Things To Keep In Mind Before Investing In ELSS Mutual Funds

  1. Market Risk

    As ELSS funds invest in equities, they are prone to market volatility. Be sure you have the risk appetite for equity investments.

  2. Lock-In Period

    Your investment will be locked in for three years. Before investing, consider your liquidity requirements in the investment.

  3. Fund Performance

    Research the historical performance of the fund and compare it with your peers before investing.

  4. Expense Ratio

    Check the fund’s expense ratio – as high expenses could reduce the overall returns.

  5. Investment Horizon

    ELSS funds are best for long-term goals. A three-year lock-in is the minimum; consider staying invested longer for better returns.

  6. Portfolio Diversification

    ELSS must be part of a well-diversified portfolio. Avoid allocating all your tax-saving investments to ELSS alone.

Conclusion

ELSS funds offer flexible investment options, tax savings, a potential for high returns, and a relatively short lock-in period. They are an excellent choice for investors looking to combine wealth creation with tax efficiency.

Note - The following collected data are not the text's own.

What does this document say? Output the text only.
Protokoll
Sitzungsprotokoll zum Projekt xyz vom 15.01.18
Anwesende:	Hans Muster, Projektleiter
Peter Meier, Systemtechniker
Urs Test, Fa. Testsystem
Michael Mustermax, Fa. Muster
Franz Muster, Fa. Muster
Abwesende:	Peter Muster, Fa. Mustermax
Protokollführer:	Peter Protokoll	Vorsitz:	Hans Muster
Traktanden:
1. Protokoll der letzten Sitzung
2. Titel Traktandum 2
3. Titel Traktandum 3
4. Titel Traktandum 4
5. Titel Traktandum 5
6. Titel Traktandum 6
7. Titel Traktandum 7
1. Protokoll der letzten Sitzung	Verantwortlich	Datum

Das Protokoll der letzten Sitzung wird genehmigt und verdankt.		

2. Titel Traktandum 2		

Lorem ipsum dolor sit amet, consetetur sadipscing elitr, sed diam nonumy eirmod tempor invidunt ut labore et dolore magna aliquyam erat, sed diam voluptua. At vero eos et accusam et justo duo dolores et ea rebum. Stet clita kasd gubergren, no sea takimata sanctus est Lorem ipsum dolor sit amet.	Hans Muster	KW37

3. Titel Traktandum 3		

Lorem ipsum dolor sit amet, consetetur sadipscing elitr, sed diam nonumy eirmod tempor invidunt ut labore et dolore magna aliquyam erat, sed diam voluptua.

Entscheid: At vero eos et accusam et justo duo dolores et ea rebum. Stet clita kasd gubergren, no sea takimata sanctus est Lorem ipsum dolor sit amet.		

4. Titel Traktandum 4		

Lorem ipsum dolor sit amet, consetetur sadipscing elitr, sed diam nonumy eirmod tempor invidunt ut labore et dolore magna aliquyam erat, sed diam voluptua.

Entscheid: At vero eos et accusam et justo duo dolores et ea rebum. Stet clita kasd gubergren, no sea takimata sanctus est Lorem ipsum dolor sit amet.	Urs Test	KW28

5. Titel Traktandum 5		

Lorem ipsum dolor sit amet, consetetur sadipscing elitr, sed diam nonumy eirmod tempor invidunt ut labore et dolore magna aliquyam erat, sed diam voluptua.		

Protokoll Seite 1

By aligning your financial goals, risk tolerance, and liquidity needs, ELSS funds can play a crucial role in achieving tax-saving and wealth-building objectives.

FAQs

Q1. What Is the Lock-In Period in ELSS Mutual Funds?

The lock-in period for ELSS funds is three years, during which withdrawals are not permitted.

Q2.What is the Maximum Tax Benefit Available Through ELSS?

You can claim a tax deduction of up to ₹1.5 lakh annually under Section 80C.

Q3. Who Should Invest in ELSS?

ELSS funds are well-suited for:
  • Investors seeking tax savings under Section 80C.
  • Individuals with a moderate-to-high-risk appetite.
  • Long-term investors aiming for wealth creation.
  • Q4. Are ELSS Funds Better Than Other Mutual Funds?

    Different mutual funds cater to various investment objectives. ELSS is ideal for tax-saving and long-term growth.

    Q5. Are ELSS funds risk-free?

    No, ELSS funds are subject to market risks due to their equity exposure.